STJ: não se exige que a audiência seja presidida por juiz de mesma ou superior instância dos denunciados
No APn 989-DF, a Corte Especial do Superior Tribunal de Justiça (STJ), decidiu que “para presidir a audiência de instrução e julgamento perante o Superior Tribunal de Justiça, não há obrigatoriedade de convocação de magistrado de instância igual ou superior à dos denunciados (Desembargadores), pois o Juiz Instrutor atua como longa manus do Ministro Relator, sob sua supervisão”.
Informações do inteiro teor:
Cinge-se a controvérsia a definir se a condução do interrogatório dos réus, Desembargadores, por juiz instrutor do gabinete do Ministro relator afronta os princípios do devido processo legal e do juiz natural.
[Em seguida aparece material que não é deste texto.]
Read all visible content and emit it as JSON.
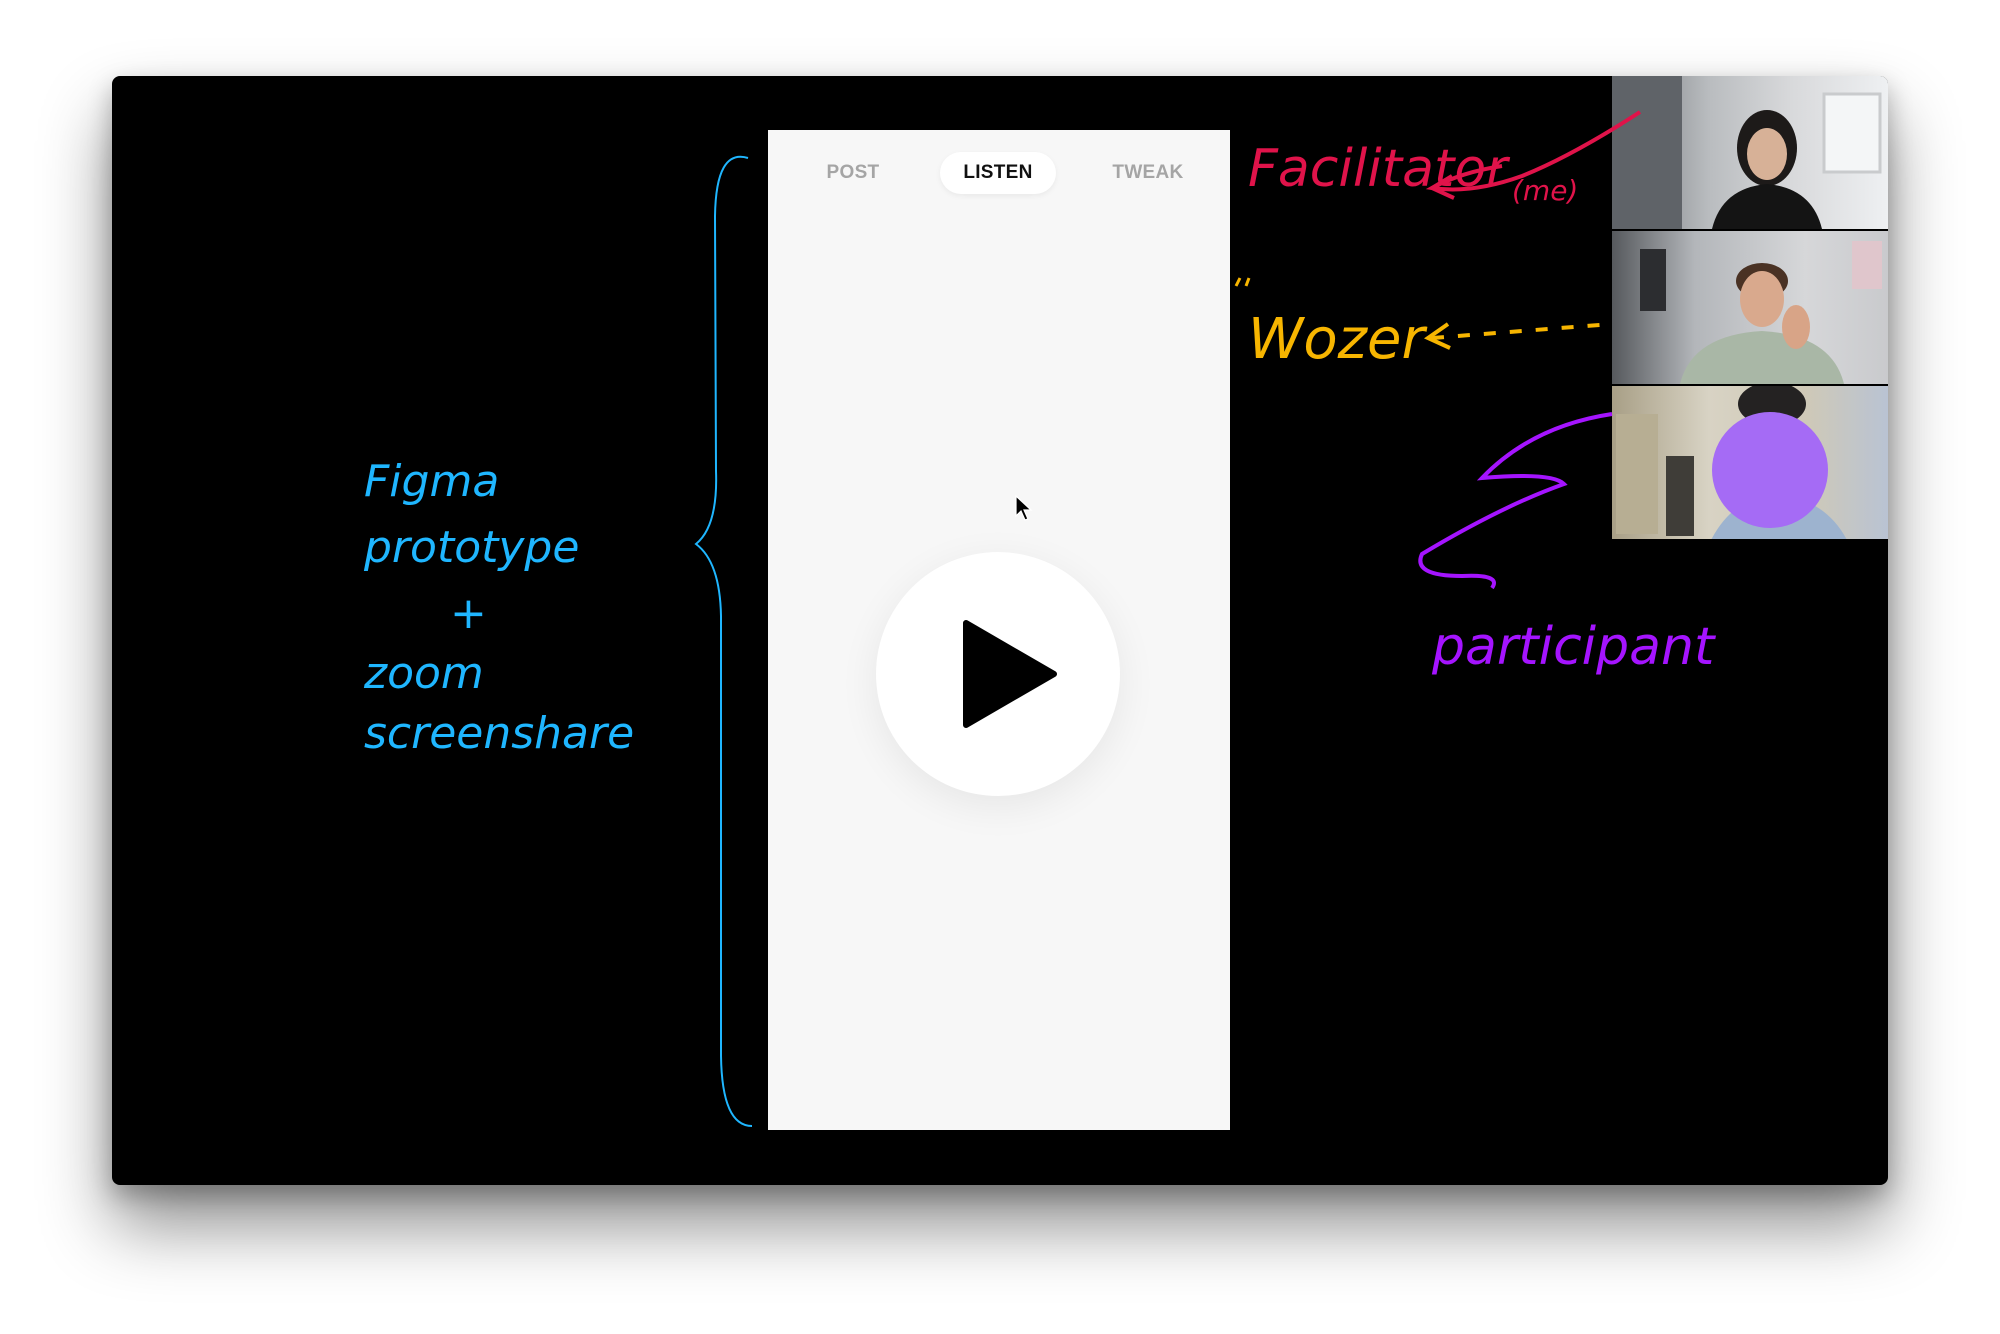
{
  "prototype": {
    "tabs": [
      {
        "label": "POST",
        "active": false
      },
      {
        "label": "LISTEN",
        "active": true
      },
      {
        "label": "TWEAK",
        "active": false
      }
    ],
    "play_icon": "play-icon",
    "cursor_icon": "cursor-arrow-icon"
  },
  "annotations": {
    "left_note": {
      "line1": "Figma",
      "line2": "prototype",
      "line3": "+",
      "line4": "zoom",
      "line5": "screenshare",
      "color": "#1fb6ff"
    },
    "facilitator": {
      "label": "Facilitator",
      "sub": "(me)",
      "color": "#e0134a"
    },
    "wozer": {
      "label": "Wozer",
      "color": "#f7b500"
    },
    "participant": {
      "label": "participant",
      "color": "#a514ff"
    }
  },
  "video_tiles": {
    "avatar_color": "#a56bf5"
  },
  "colors": {
    "background": "#000000",
    "prototype_bg": "#f7f7f7",
    "active_tab_text": "#111111",
    "inactive_tab_text": "#a5a5a5"
  }
}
O art. 3º, III, da Lei n. 8.038/1990 estabelece que o relator poderá “convocar desembargadores de Turmas Criminais dos Tribunais de Justiça ou dos Tribunais Regionais Federais, bem como juízes de varas criminais da Justiça dos Estados e da Justiça Federal, pelo prazo de 6 (seis) meses, prorrogável por igual período, até o máximo de 2 (dois) anos, para a realização do interrogatório e de outros atos da instrução, na sede do tribunal ou no local onde se deva produzir o ato.”
Na mesma linha, o art. 21-A, § 1º do Regimento Interno do STJ autoriza o Presidente do Tribunal a “convocar magistrado vitalício para a realização de atos de instrução das sindicâncias, inquéritos, ações e demais procedimentos penais originários, na sede do STJ ou no local onde se deva produzir o ato, bem como definir os limites de sua atuação”.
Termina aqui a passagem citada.